Ambitious goals – economically, ecologically, and socially
With the IPO, Porsche is shifting up a gear and setting itself ambitious goals: economically, ecologically, and socially. Oliver Blume: “We aim to redefine the concept of modern luxury by combining luxury with sustainability and social commitment. Porsche wants to grow with its luxury products and services and assume social responsibility.” Porsche also sees itself in a leading position when it comes to electromobility and has set itself ambitious targets: In 2030, Porsche’s ambition is for over 80 percent of new vehicles delivered to be battery-electric vehicles (“BEVs”). As part of its strategy, the company is also working towards a net carbon-neutral value chain in 2030 and a net carbon-neutral use-phase for future BEV models.
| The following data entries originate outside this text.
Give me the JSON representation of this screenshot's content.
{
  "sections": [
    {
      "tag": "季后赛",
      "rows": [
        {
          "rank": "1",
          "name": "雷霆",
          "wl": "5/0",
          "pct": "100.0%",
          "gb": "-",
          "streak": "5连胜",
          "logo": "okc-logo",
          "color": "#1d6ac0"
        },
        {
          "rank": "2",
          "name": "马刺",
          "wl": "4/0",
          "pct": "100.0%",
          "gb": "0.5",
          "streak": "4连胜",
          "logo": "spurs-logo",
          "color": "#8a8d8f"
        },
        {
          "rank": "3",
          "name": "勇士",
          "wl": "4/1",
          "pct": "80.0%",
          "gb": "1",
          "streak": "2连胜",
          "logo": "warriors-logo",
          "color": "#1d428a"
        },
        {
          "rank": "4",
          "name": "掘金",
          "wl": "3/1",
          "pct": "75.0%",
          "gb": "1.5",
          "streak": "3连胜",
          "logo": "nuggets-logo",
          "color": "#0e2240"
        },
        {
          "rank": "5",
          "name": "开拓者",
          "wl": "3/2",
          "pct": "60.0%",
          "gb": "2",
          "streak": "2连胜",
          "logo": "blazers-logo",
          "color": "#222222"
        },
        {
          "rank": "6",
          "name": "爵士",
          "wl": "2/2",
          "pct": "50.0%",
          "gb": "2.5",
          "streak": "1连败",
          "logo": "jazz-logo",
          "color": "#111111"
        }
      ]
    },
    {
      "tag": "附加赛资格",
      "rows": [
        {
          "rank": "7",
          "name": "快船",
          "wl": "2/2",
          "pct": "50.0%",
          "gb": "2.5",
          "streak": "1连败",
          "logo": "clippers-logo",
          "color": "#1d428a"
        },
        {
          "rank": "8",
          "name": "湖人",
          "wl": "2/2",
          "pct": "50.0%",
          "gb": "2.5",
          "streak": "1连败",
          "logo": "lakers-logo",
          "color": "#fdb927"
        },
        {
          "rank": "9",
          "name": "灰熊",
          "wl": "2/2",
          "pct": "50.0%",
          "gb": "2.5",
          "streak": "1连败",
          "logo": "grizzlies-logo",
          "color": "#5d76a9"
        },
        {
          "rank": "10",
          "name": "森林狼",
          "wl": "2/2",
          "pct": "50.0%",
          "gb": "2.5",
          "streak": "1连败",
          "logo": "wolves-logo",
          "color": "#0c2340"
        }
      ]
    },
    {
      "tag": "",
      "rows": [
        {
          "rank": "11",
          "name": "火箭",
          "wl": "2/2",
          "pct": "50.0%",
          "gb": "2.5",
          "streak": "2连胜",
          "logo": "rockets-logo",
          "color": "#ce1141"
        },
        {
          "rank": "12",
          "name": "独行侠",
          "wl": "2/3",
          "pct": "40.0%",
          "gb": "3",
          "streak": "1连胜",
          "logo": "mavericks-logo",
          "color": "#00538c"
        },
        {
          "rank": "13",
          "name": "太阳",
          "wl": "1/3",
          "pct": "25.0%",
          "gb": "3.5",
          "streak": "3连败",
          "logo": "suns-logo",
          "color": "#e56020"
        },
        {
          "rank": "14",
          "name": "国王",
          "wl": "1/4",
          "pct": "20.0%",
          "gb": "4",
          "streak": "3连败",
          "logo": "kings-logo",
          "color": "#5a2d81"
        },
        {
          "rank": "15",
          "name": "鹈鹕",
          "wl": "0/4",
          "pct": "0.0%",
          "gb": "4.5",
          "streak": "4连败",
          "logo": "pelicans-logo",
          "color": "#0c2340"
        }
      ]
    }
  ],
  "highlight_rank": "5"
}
Return on sales of the Group of 17 to 18 percent targeted for 2022
Porsche is in a robust financial position. For the year ending 31 December 2022, Porsche expects an operating return on sales to be in the range of 17 to 18 percent. This is based on assumed Group sales revenue for the year ending 31 December 2022 in the range of approximately 38 billion euros to 39 billion euros. In the medium term, Porsche is targeting an operating return on sales of 17 to 19 percent. Porsche also aims to increase its Automotive EBITDA margin over the years to come, with a mid-term Automotive EBITDA margin target in the range of approximately 25 to 27 percent. The top end of the targeted range is supported by the assumption that the euro remains weak against the currencies of the Group’s main markets. The Group is also targeting growth in its Automotive net cash flow margin, targeting a mid-term Automotive net cash flow margin of approximately 12.5 to 14 percent, supported primarily by Porsche’s capital management. In the long term, the sports car manufacturer’s ambition is to achieve an operating return on sales of more than 20 percent. The outlook is based on certain assumptions set out under the “Important Notice” below.
Private investors receive around 7.7 percent of the placement volume
Retail investors that placed orders with syndicate banks were allocated approximately 7.7% of the total placement volume of, in aggregate, 113,875,000 Preferred Shares (including 14,853,260 Preferred Shares in connection with over-allotments). As the offer was oversubscribed, not all purchase orders from retail investors could be considered in full. All orders placed by retail investors with syndicate banks were allocated according to the following allocation key: Up to an amount of 30 Preferred Shares, each order received a full allocation. Higher orders were allocated approximately 23% for the Preferred Shares exceeding this amount. The principles for the allocation of shares to retail investors issued by the ministry of finance’s stock exchange expert commission were followed and the allocation to retail investors in connection with the offering followed the same criteria for all syndicate banks and their affiliated institutions.